Sit down at the kitchen counter to prepare this vitamin-rich green, as it is time-consuming, at least for me. Cut off and discard roughly 2" of the hard, tough stems. Tenderize remaining stems by peeling the tough stem exterior or "skin" with a pairing knife then splitting them lengthwise, twice, so that the ends "flower."  My mother-in-law, a wonderful cook, taught me this trick. For ease of eating and incorporating this green into recipes, cut all stems and large leaves in half.  

Soak greens (split stems, leaves, florettes) in a large pot of water for ten minutes, agitating with tongs to remove any impurities. Drain water; replace with fresh, clean water. Soak again, and drain water in the sink in a large colander The one featured in this link is my favorite, the one I use several times a week.

Lay out a clean, dry dish towel on the counter top. Place two layers of paper towels on top of dish towel; using tongs, place wet broccoli on top of the toweling to absorb some of the water.
Over medium-high heat, saute 3 thinly-sliced garlic cloves in a few tablespoons of extra-virgin olive oil.  I cook the broccoli in my favorite large stainless steel saute pan. It comes with a clear, tempered glass lid, which helps me keep an eye on the cooking process.

Place the greens into the sizzling oil and use tongs to turn so that all leaves, stems, and florettes are lightly coated in olive oil. Saute with lid on for about 7-8 minutes or so, until broccoli is tender and bright green. Season to taste with iodized salt, garlic powder, fresh lemon juice, and a teaspoon of "raw" extra-virgin olive oil. The combination of these flavors in unbelievably savory.

Rappini - Tenderized, Ready to Saute
Cooked & Ready to Eat
I use stainless steel tongs  (a favorite cooking and serving tool) for flipping while sauteing as well as for serving (one-handed tongs for buffet service works great...for salads, especially).

A Very Versatile Green One of our favorites is broccoli rabe combined with slices of boiled-then-grilled Italian sausage and orecchiette (little ears) pasta.
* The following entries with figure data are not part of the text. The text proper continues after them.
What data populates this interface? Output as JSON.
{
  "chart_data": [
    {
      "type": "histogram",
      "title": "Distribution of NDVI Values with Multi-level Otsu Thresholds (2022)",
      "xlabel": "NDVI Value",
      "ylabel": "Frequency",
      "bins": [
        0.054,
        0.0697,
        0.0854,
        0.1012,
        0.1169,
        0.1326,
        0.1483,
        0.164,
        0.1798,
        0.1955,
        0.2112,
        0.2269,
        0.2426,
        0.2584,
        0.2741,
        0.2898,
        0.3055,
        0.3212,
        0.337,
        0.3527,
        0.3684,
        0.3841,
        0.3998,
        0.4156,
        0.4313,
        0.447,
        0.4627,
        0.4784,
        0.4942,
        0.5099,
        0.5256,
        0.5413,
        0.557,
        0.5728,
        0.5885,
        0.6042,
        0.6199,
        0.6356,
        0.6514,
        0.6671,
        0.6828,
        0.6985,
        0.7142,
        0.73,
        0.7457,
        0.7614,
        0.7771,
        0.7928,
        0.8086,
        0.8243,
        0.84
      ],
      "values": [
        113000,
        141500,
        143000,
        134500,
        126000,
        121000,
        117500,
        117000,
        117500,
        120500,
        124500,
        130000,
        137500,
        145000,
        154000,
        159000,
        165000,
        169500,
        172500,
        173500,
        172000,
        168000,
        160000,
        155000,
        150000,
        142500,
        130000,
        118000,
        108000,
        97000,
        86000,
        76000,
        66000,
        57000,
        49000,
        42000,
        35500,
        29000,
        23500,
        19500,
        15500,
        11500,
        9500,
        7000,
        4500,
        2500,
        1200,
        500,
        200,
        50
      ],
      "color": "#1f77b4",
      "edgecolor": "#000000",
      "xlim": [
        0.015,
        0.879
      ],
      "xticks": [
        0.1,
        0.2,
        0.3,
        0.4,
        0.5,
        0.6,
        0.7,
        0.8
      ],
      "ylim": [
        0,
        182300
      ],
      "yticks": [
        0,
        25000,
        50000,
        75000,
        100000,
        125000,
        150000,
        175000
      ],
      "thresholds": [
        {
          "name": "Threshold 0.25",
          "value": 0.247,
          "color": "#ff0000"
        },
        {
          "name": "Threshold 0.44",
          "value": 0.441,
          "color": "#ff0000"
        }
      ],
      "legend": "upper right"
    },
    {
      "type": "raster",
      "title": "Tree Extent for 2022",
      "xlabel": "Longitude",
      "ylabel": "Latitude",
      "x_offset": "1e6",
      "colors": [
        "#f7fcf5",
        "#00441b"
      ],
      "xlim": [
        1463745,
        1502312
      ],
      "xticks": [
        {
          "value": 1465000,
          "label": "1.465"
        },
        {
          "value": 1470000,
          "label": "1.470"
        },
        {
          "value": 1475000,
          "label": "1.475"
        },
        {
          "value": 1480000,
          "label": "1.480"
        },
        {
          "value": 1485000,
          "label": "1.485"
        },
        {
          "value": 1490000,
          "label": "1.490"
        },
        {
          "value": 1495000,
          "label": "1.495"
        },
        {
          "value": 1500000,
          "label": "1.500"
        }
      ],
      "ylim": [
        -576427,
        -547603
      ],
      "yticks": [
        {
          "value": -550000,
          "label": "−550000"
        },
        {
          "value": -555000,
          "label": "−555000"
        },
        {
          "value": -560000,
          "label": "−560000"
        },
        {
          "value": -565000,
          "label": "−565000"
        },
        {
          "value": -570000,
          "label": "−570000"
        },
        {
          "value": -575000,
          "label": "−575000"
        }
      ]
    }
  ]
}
We also enjoy broccoli rabe with white cannellini beans.  Simply add the canned and drained beans toward the end of the saute process, so the beans become warm and flavorful.

A versatile topper, broccoli rabe is delicious on top of a grilled chicken breast or Italian bread toasted in the oven with a sprinkling of olive oil and salt. Leftover broccoli rabe leaves, tenderized stems, and delicate florettes are delicious and nutritious in a sandwich in lieu of lettuce. Or, simply place it alongside a fresh Italian roll, your favorite cheese (we are fans of Asiago and Dubliner) and (as pictured below) portabella mushrooms with roast red peppers.
Satisfying Vegetarian Lunch
Carnival Glass Dish

Tip from Mom: Even if it's just for the two of you, always cook the whole head of broccoli...or the whole head of boiled cabbage or cauliflower. Leftover Andy Boy broccoli or broccoli rabe can be warmed up and used as a side dish for next evening's dinner.  Or, you may want to prepare the leftover vegetables in a new way by incorporating them into a favorite recipe.